There are 235886 English words in the Words corpus.


In [7]:
words.words('en-basic')[:30] # Show just the first 30 basic English words

['I',
 'a',
 'able',
 'about',
 'account',
 'acid',
 'across',
 'act',
 'addition',
 'adjustment',
 'advertisement',
 'after',
 'again',
 'against',
 'agreement',
 'air',
 'all',
 'almost',
 'among',
 'amount',
 'amusement',
 'and',
 'angle',
 'angry',
 'animal',
 'answer',
 'ant',
 'any',
 'apparatus',
 'apple']

In [8]:
basic_en_words_length = len(words.words('en-basic'))
print('There are', basic_en_words_length, 'English words in the en-basic words corpus.')

There are 850 English words in the en-basic words corpus.


# 3. Finding Unusual Words
Filtering a Text: This part computes the vocabulary of a text, then removes all items that occur in an existing wordlist, leaving just the uncommon or mis-spelt words.

In [9]:
# .isalpha() checks if all the characters in the text are letters.
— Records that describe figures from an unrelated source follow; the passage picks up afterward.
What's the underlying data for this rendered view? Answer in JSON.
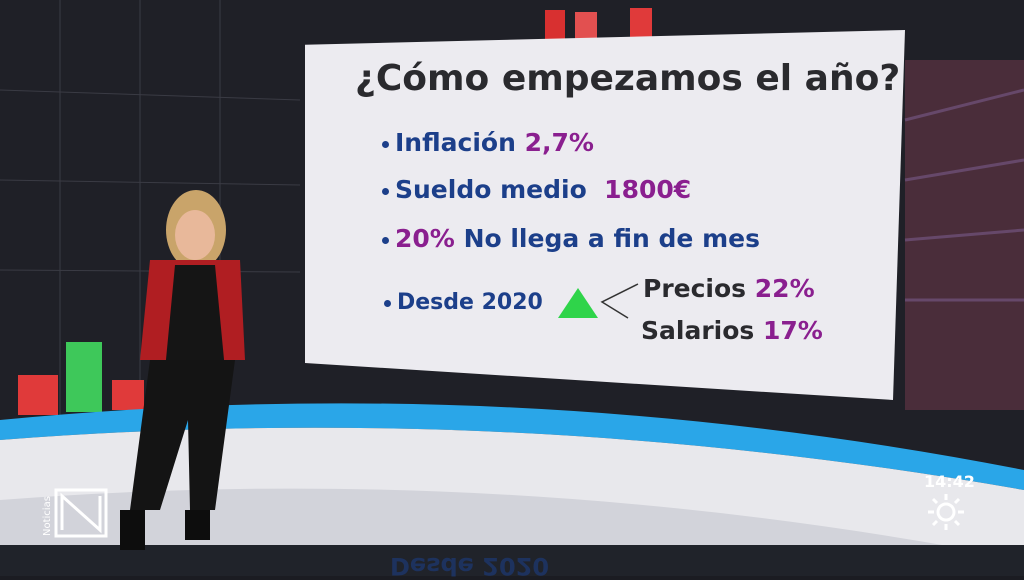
{
  "screen": {
    "board": {
      "title": "¿Cómo empezamos el año?",
      "items": [
        {
          "label": "Inflación",
          "value": "2,7%"
        },
        {
          "label": "Sueldo medio",
          "value": "1800€"
        },
        {
          "value": "20%",
          "label": "No llega a fin de mes"
        }
      ],
      "since": {
        "label": "Desde 2020",
        "rows": [
          {
            "label": "Precios",
            "value": "22%"
          },
          {
            "label": "Salarios",
            "value": "17%"
          }
        ]
      }
    },
    "overlay": {
      "channel": "Noticias",
      "time": "14:42"
    }
  }
}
It will remove punctuation tokens but hyphenated tokens like 'browser-based' will remain because .isalpha() would be false.
text_vocab = set(w.lower() for w in text_tokenized if w.isalpha())
text_vocab

{'and',
 'best',
 'free',
 'game',
 'google',
 'is',
 'it',
 'kryptic',
 'puzzle',
 'the',
 'truly'}

In [10]:
english_vocab = set(w.lower() for w in words.words('en')) # lowercase all words then turn them into type: Set.
unusual = text_vocab - english_vocab
unusual

{'google'}